A key advantage of 3D printing in the pharmaceutical sector lies in its capacity to quickly create and produce prototypes and products as needed, which fundamentally alters the entire supply chain and the way medicines are delivered. Traditional drug manufacturing processes are centralized, inflexible, and slow [4]. however, 3D printing enables dispersed, digital manufacturing. Healthcare facilities can obtain patient-specific dosage forms in real-time and print them right at the point of care in hospitals, clinics, and pharmacies [4].  Healthcare practitioners can input the patient’s parameters, choose the required combinations of drugs, and Print a customized medication tailored to the patient's requirements in a matter of few hours thanks to digital design and cloud-based workflows. This approach is exceptional for situations that require emergency medication, for orphan diseases, and for situations in clinical trials where small-batch or single-dose production is necessary. Personalized medicine and real-time data underlie the concept of "pharmacy-based printing," which involves adjusting doses dynamically to meet the needs of individual patients. Also, the ability to quickly test new designs speeds up development of formulations and testing for regulatory approval since scholars can modify and experiment with varying shapes, different materials and release profiles, all of which can be done without costly moulds and tools. Such flexibility facilitates inventive progress in adapting paediatric and geriatric formulations where considerations of dimensions, configuration, and dosing vary considerably. This is coupled with innovations in automation, artificial intelligence, and novel policy frameworks, which will likely shift the emphasis of healthcare toward accessibility, sustainability, and precision by making on-demand 3D-printed medications a reality [4].

7.  EVALUATION PARAMETERS

Assessing and characterizing 3D printed pharmaceutical drug delivery systems will make sure the product has the quality and consistency to satisfy the required therapeutic efficacy. 3D printed drugs entail more complex geometries, more materials, and novel manufacturing processes, which need to be validated through more comprehensive analyses compared to more traditional pharmaceutical dosage forms. To determine the compatibility of the drugs and excipients, the structure integrity, and the criteria for controlled release in the integrated disciplines of the physicochemical, mechanical, and pharmacokinetic the integration must be evaluated. The physicochemical will be the first step in quality assurance [5]. Within the different variations of the Differential Scanning Calorimetry (DSC), the drug’s thermal behaviour and the polymers will be assessed for the determination of melting point, glass transition temperatures, and decomposition which will occur during printing.
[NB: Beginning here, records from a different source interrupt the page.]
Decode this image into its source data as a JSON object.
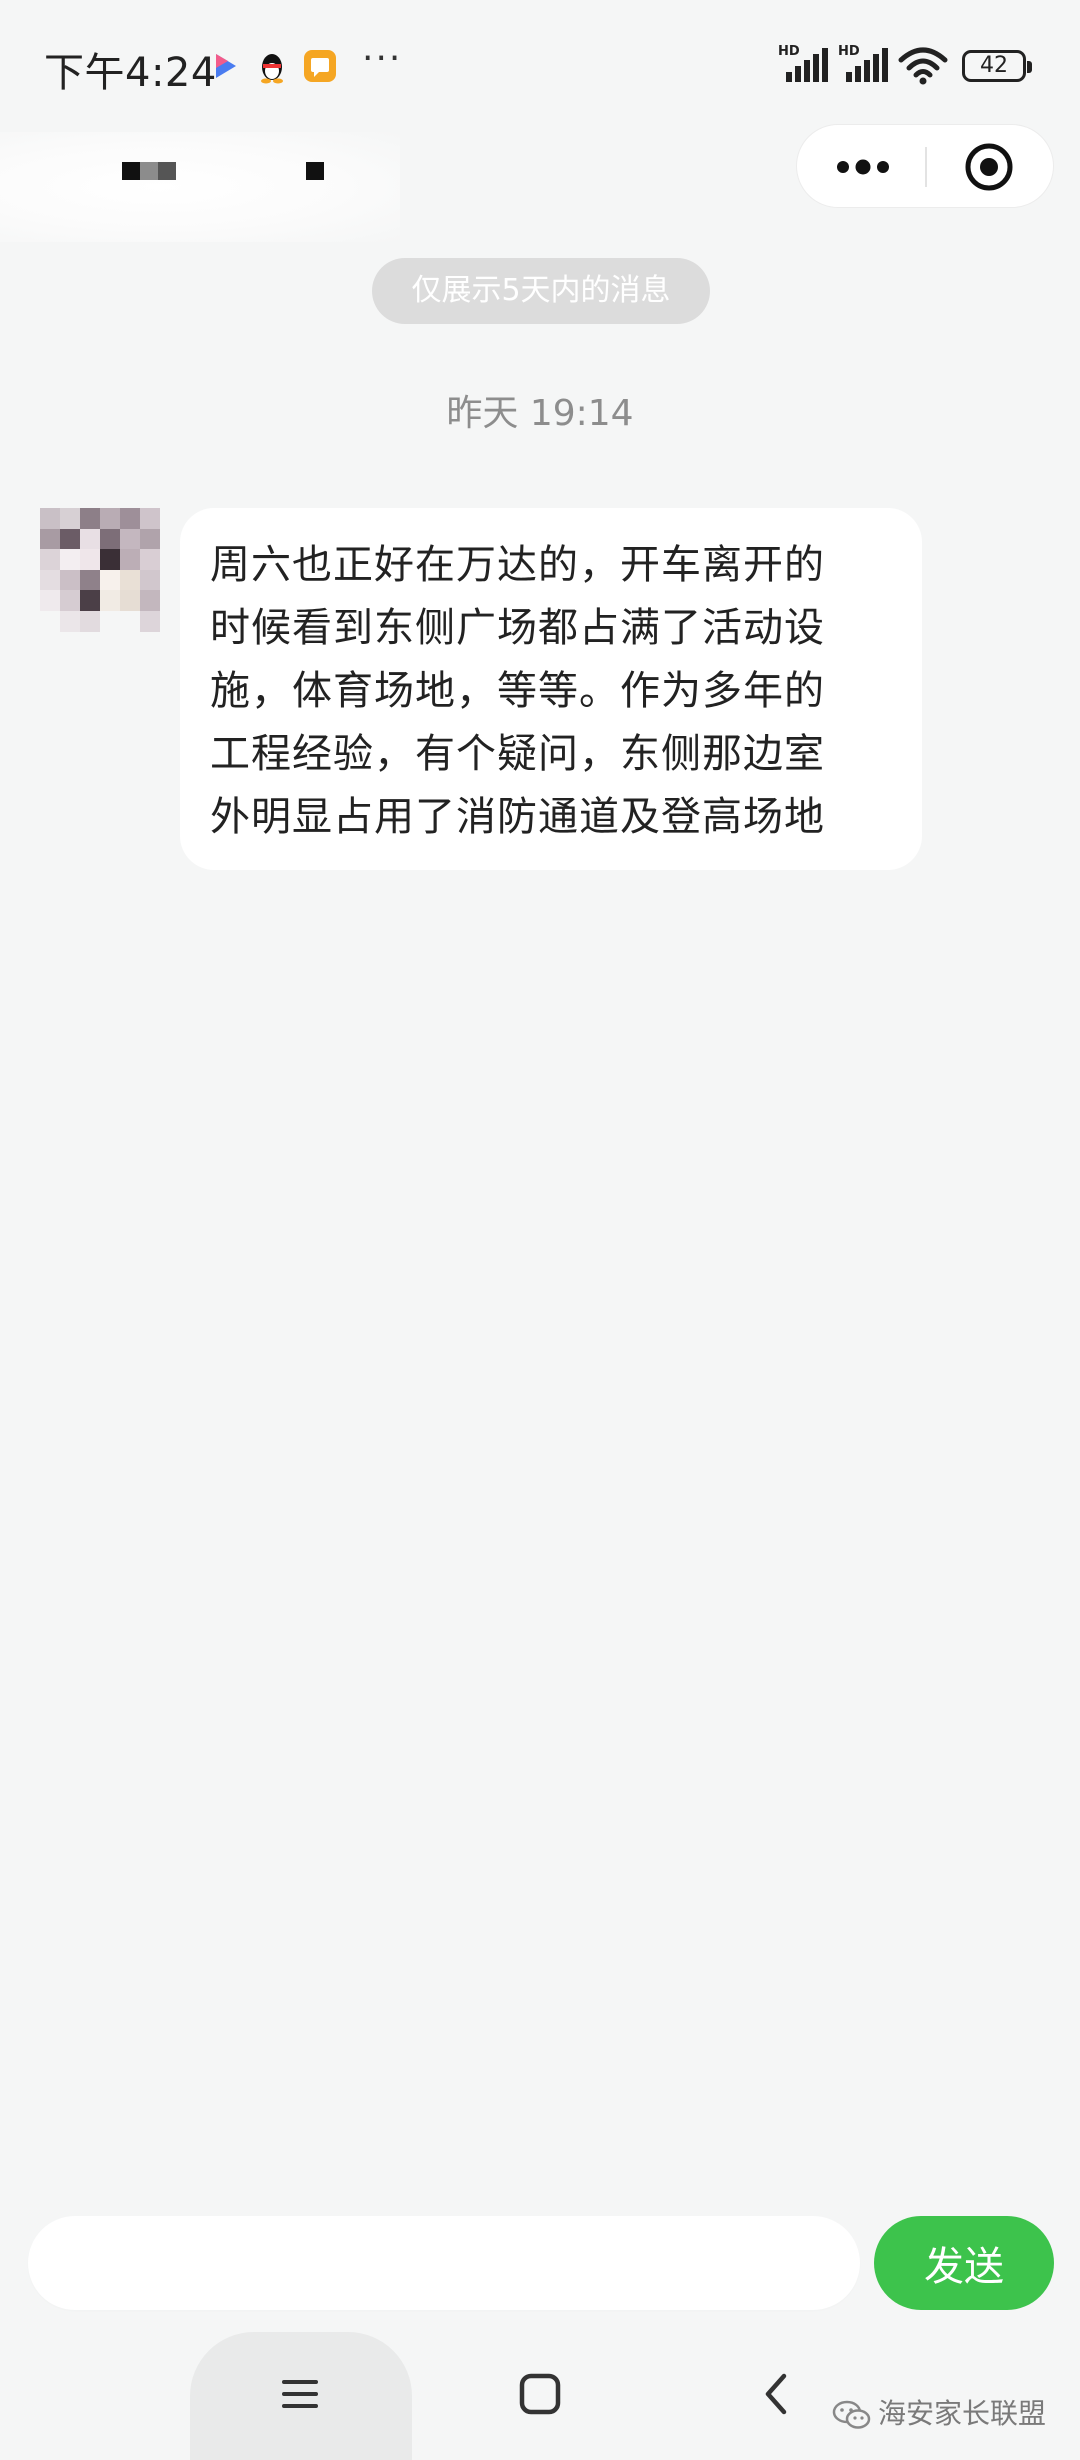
{
  "status_bar": {
    "time": "下午4:24",
    "left_icons": [
      "video-app-icon",
      "qq-penguin-icon",
      "note-app-icon"
    ],
    "more": "···",
    "network_labels": [
      "HD",
      "HD"
    ],
    "battery": "42"
  },
  "header": {
    "capsule_icons": [
      "more-dots-icon",
      "close-circle-icon"
    ]
  },
  "chat": {
    "notice": "仅展示5天内的消息",
    "timestamp": "昨天 19:14",
    "messages": [
      {
        "lines": [
          "周六也正好在万达的，开车离开的",
          "时候看到东侧广场都占满了活动设",
          "施，体育场地，等等。作为多年的",
          "工程经验，有个疑问，东侧那边室",
          "外明显占用了消防通道及登高场地"
        ]
      }
    ]
  },
  "input_bar": {
    "placeholder": "",
    "send_label": "发送",
    "send_color": "#3dc34c"
  },
  "nav": {
    "icons": [
      "menu-icon",
      "home-square-icon",
      "back-chevron-icon"
    ]
  },
  "watermark": {
    "text": "海安家长联盟"
  }
}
The chemical interactions between the active pharmaceutical ingredients (APIs) and the excipients is assessed to determine any possible interactions in the extrusion or photopolymerization processes using Fourier Transform Infrared Spectroscopy (FTIR).

Scanning Electron Microscopy (SEM) improves our understanding of the surface and internal microstructures of the drug constructs, all of which affect drug release and dissolution kinetics, along with the morphological, porosity, and microstructures. To determine the bioavailability and solubility of the drug, X-Ray Diffraction (XRD) is used which distinguishes the crystalline and amorphous forms of the drug. Assessing the mechanical properties helps determine performance robustness and how the printed dosage forms would handle and stability. These include hardness, friability, tensile strength, and elasticity which are performed using the standard tablet testing apparatus. For disintegrating tablets, which have low hardness and high friability, the mechanical properties must fit the intended purpose. In dissolution testing using the USP apparatus I or II, active ingredient release rates are measured and compared with design parameters like infill density and surface area [5]. Specific release kinetics are predictable and reproducible due to the iterative testing on release. Geometric and material parameters are changed to achieve this. Another critical phase is the release profile and drug content quantitative evaluation. Quantitative tools such as high-performance liquid chromatography (HPLC) and UV-visible spectrophotometry assess the analytical drug profile and determine the uniformity of drug distribution and loading in the printed matrix. This also checks if the printed output corresponds with the target personalized dose, which is vital in personalized medicine [5].

In vitro studies that evaluate the erosion, diffusion, or swelling control mechanisms of drug release are the first studies that provide information on the potential therapeutic benefits of a solid printed dosage form. This information is also essential in advancing the more sophisticated stages of drug release studies [5]. For the printed formulation, stability testing determines the effect of the various elements of the environment (temperature, humidity, or light) on the formulation’s shelf life. Light and heat are also stability-testing elements for some 3D-printed systems which contain heat-sensitive APIs and use photopolymerizable resins. For reproducibility, multiple batches are printed and the stored parameters for comparison are the drug content, weight variations, and dissolution rates. As for the entire process of additive manufacturing, reproducibility on the small and large scales remains the main issue unsolved. Legislation compliance remains the means toward the end of this automation. Characterization process completes In vitro and In vivo Correlation (IVIVC) integration. The integration conjoins laboratory dissolution data and in vivo absorption data to estimate therapeutic performance [7]. A strong IVIVC will promote the development of a formulation and the coveting of the formulation's regulatory approval for use in new dosage forms. These methods, integrating, provide thorough elucidation and the approval of the 3D-printed pharmaceuticals [7].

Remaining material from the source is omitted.